Le migliori birre artigianali italiane a portata di click, ma anche tante curiosità e consigli su come gustarle. È questo, in sintesi, WeBeers, la start up innovativa che ha sviluppato un e-commerce dedicato ai prodotti dei più esclusivi e prestigiosi birrifici d’Italia.
Fondato da due giovani under 30, i fratelli Alberto Maria (26 anni) e Giammarco Maria Gizzi (21 anni), WeVeers offre agli appassionati sconti esclusivi e consegna in 48 ore (grazie all’utilizzo di un packaging ideato per garantire la massima sicurezza durante il trasporto). Il portale offrirà anche dei pacchetti in abbonamento per ricevere periodicamente una selezione speciale di birre artigianali italiane a prezzi vantaggiosi e con spedizione gratuita.
“WeBeers ha un modello di business innovativo per il suo settore”, spiega Edmondo Sparano, Chief Digital Officer e consigliere di Digital Magics, incubatore che ha finanziato e lanciato Webeers. “Vogliamo applicare alla birra artigianale i modelli già utilizzati per il mondo del vino. Il consenso che la start up sta già riscontrando sul mercato è molto interessante: gli utenti di WeBeers sono giovani, dai 30 ai 50 anni, che acquistano online, ma che non vogliono rinunciare ad avere la tradizionale qualità del food & beverage italiano, selezionato e comodamente consegnato a casa o in ufficio”.

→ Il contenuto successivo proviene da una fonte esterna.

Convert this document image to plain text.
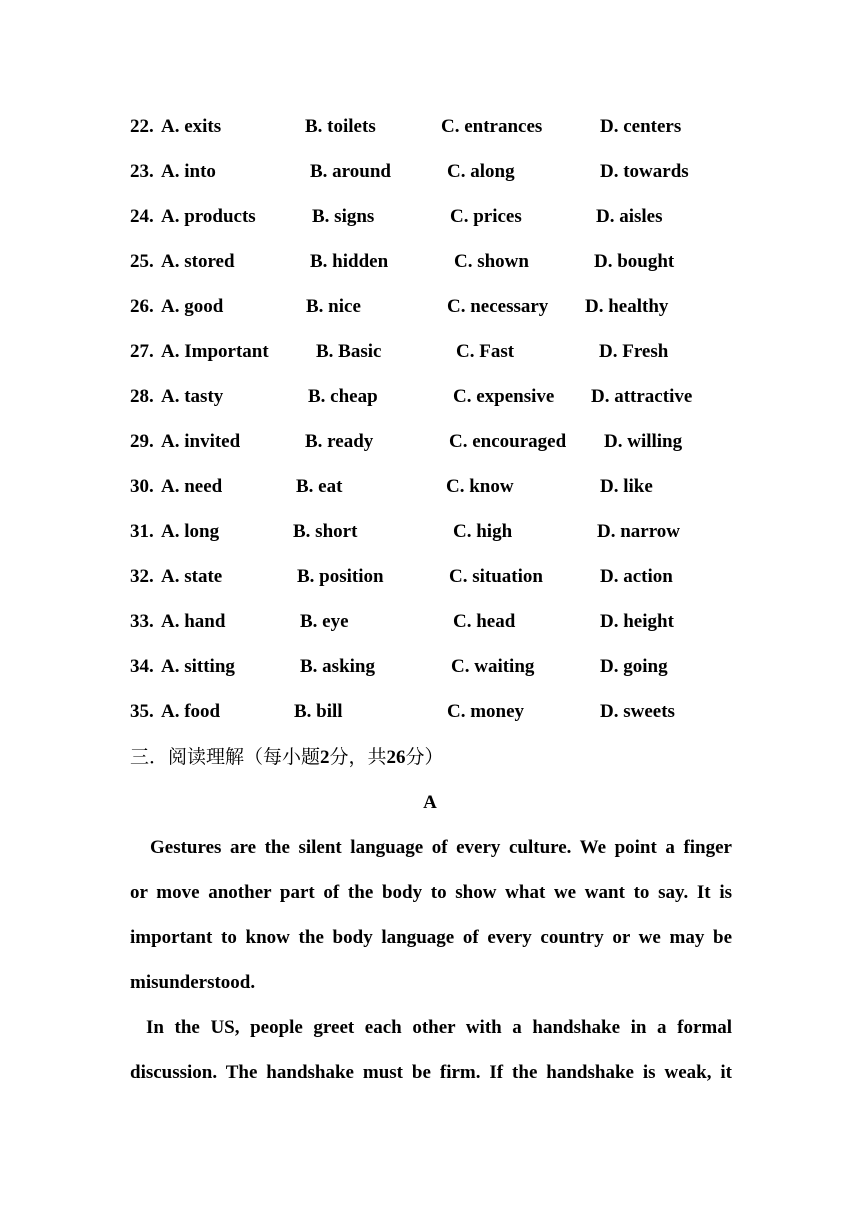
22. A. exits	B. toilets	C. entrances	D. centers
23. A. into	B. around	C. along	D. towards
24. A. products	B. signs	C. prices	D. aisles
25. A. stored	B. hidden	C. shown	D. bought
26. A. good	B. nice	C. necessary D. healthy
27. A. Important B. Basic	C. Fast	D. Fresh
28. A. tasty	B. cheap	C. expensive D. attractive
29. A. invited	B. ready	C. encouraged D. willing
30. A. need	B. eat	C. know	D. like
31. A. long	B. short	C. high	D. narrow
32. A. state	B. position	C. situation	D. action
33. A. hand	B. eye	C. head	D. height
34. A. sitting	B. asking	C. waiting	D. going
35. A. food	B. bill	C. money	D. sweets
三．阅读理解（每小题2分，共26分）
A
Gestures are the silent language of every culture. We point a finger
or move another part of the body to show what we want to say. It is
important to know the body language of every country or we may be
misunderstood.
In the US, people greet each other with a handshake in a formal
discussion. The handshake must be firm. If the handshake is weak, it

BIRRA ARTIGIANALE ITALIANA, UN PO’ DI NUMERI. Il mercato della birra artigianale in Italia è in forte espansione con oltre 30 milioni di litri prodotti nel 2014, crescendo costantemente ogni anno sia a livello nazionale che per quanto riguarda le esportazioni (+27% nei primi cinque mesi del 2015 rispetto allo stesso periodo del 2014). Secondo una ricerca Astra/AssoBirra (Gli italiani e la birra 2014) il 72% degli italiani beve birra, circa il 60% la consuma a casa ed è la bevanda principale presente nei frigoriferi italiani (circa il 49%, acqua esclusa). Negli ultimi due anni questo fenomeno sta crescendo rapidamente: sono oltre 1.000 i birrifici artigianali attivi in Italia (10 anni fa erano solo una trentina), con la produzione in continua crescita (quasi +20% rispetto al 2011). Oggi circa il 60% dei birrifici artigianali italiani fattura fra i 100 mila e gli 800 mila euro) e oltre il 51% ha assunto personale a tempo indeterminato. Le esportazioni di birra artigianale italiana dal 2004 al 2014 sono aumentate di oltre il 200%, con il Regno Unito ad assorbire circa la metà delle esportazioni.